The latest company-declared crisis has seen the unions again step forward to promote their determination to boost profits at the workers’ expense.

The Electrical Trades Union last month issued a revealing press release to insist that a statement by industry minister Ian Macfarlane referring to a 35-hour week at SPC was “wrong.” Instead, the union explained, there was a 36.5-hour week for maintenance workers, negotiated at the same time as the union implemented an enterprise bargaining agreement that saw wage rises of just 2 percent a year, a real pay cut, and half of the “annual wage increases of 4 percent a year that was initially offered by the company.” Moreover, the union statement explained, “until the external problems have passed” it has made “the unprecedented offer of seeking no wage increase for the first year of the new enterprise agreement.”

The Labor Party is similarly united behind the offensive against the SPC workers. Former Labor government industry minister and ex-union chief Greg Combet has been appointed to an advisory panel on the cannery by the Abbott government. According to the Australian, Combet is responsible for working with the unions to implement “changes to work practices that will boost productivity gains.”

The unions have imposed a series of “orderly closures” of plants in the food processing sector, which like other areas of manufacturing has been at the forefront of the corporate elite’s ongoing restructuring drive triggered by the 2008 global financial crash. Heinz has cut one fifth of its Australian workforce, since shifting its operations to New Zealand, where wage rates are significantly lower. McCain Foods’ vegetable processing plant in Tasmania cut 115 jobs, whilst 64 jobs were lost at National Foods’ Berri juicing facility in South Australia. Confectionary makers Darrell Lea shed more than 600 jobs in 2012. Rosella shut down its operations last year, eliminating 100 positions in western Sydney.

Industry Minister Macfarlane has declared that the slashing of wages and conditions at SPC Ardmona would “provide a lead” for what remains of the food processing industry in Australia.

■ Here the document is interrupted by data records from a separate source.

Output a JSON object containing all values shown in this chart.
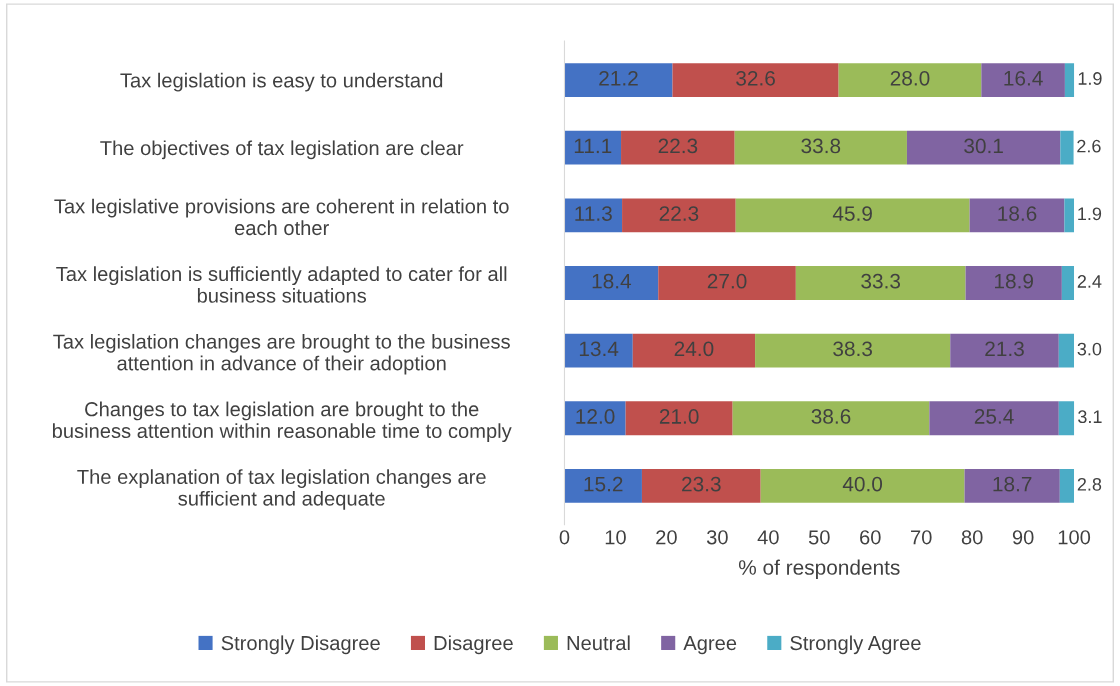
{
  "chart_data": {
    "type": "bar",
    "orientation": "horizontal",
    "stacked": true,
    "categories": [
      "Tax legislation is easy to understand",
      "The objectives of tax legislation are clear",
      "Tax legislative provisions are coherent in relation to\neach other",
      "Tax legislation is sufficiently adapted to cater for all\nbusiness situations",
      "Tax legislation changes are brought to the business\nattention in advance of their adoption",
      "Changes to tax legislation are brought to the\nbusiness attention within reasonable time to comply",
      "The explanation of tax legislation changes are\nsufficient and adequate"
    ],
    "series": [
      {
        "name": "Strongly Disagree",
        "color": "#4472c4",
        "values": [
          21.2,
          11.1,
          11.3,
          18.4,
          13.4,
          12.0,
          15.2
        ],
        "value_labels": [
          "21.2",
          "11.1",
          "11.3",
          "18.4",
          "13.4",
          "12.0",
          "15.2"
        ]
      },
      {
        "name": "Disagree",
        "color": "#c0504d",
        "values": [
          32.6,
          22.3,
          22.3,
          27.0,
          24.0,
          21.0,
          23.3
        ],
        "value_labels": [
          "32.6",
          "22.3",
          "22.3",
          "27.0",
          "24.0",
          "21.0",
          "23.3"
        ]
      },
      {
        "name": "Neutral",
        "color": "#9bbb59",
        "values": [
          28.0,
          33.8,
          45.9,
          33.3,
          38.3,
          38.6,
          40.0
        ],
        "value_labels": [
          "28.0",
          "33.8",
          "45.9",
          "33.3",
          "38.3",
          "38.6",
          "40.0"
        ]
      },
      {
        "name": "Agree",
        "color": "#8064a2",
        "values": [
          16.4,
          30.1,
          18.6,
          18.9,
          21.3,
          25.4,
          18.7
        ],
        "value_labels": [
          "16.4",
          "30.1",
          "18.6",
          "18.9",
          "21.3",
          "25.4",
          "18.7"
        ]
      },
      {
        "name": "Strongly Agree",
        "color": "#4bacc6",
        "values": [
          1.9,
          2.6,
          1.9,
          2.4,
          3.0,
          3.1,
          2.8
        ],
        "value_labels": [
          "1.9",
          "2.6",
          "1.9",
          "2.4",
          "3.0",
          "3.1",
          "2.8"
        ]
      }
    ],
    "xlabel": "% of respondents",
    "xlim": [
      0,
      100
    ],
    "xticks": [
      0,
      10,
      20,
      30,
      40,
      50,
      60,
      70,
      80,
      90,
      100
    ],
    "grid": false,
    "legend": "bottom"
  }
}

Like the crisis wracking the car industry in Australia, the food processing sector is being restructured by the drive by transnational corporations to relocate their activities to whichever country provides the lowest wages to workers and most profitable environment for businesses. Coca-Cola Amatil operates in six countries, New Zealand, Indonesia, Papua New Guinea, Fiji and Samoa as well as Australia. The company operates nine manufacturing plants in Indonesia and plans to invest $500 million over the next three years to further boost production and sales.

CCA executive Terry Davis, who earns more than $7 million a year, last November told Business Review Weekly: “It’s cheaper for me to produce a can of Coke in Indonesia than in Australia. That’s because the wage rates, by definition, are so much lower.” In an interview with the Australian, Davis added that in Australia he wanted “more flexible visas to bring in foreign workers who have basic skills and are willing to work for less.” He declared: “Do we accept the fact that we have a high cost base, which includes labour costs, and get priced out of the market? Or do we need to look at ways to be more flexible when it comes to labour costs and our labour base?”

Against the joint efforts of the transnational corporations and the trade unions to pit workers in different countries against one another, in a never-ending drive to lower wages and tear up workplace protections, food processing workers in Australia and throughout the region need to unite and advance the fight to defend their common class interests.

This requires above all a complete break with the trade unions, the formation of new organisations of struggle, including rank and file committees at SPC and other plants, and a turn out to other sections of the working class facing similar attacks in Australia and internationally. Such a struggle has to be guided by the fight for a workers’ government to implement socialist policies, including placing major corporations such as CCA under public ownership and the democratic control of the working class.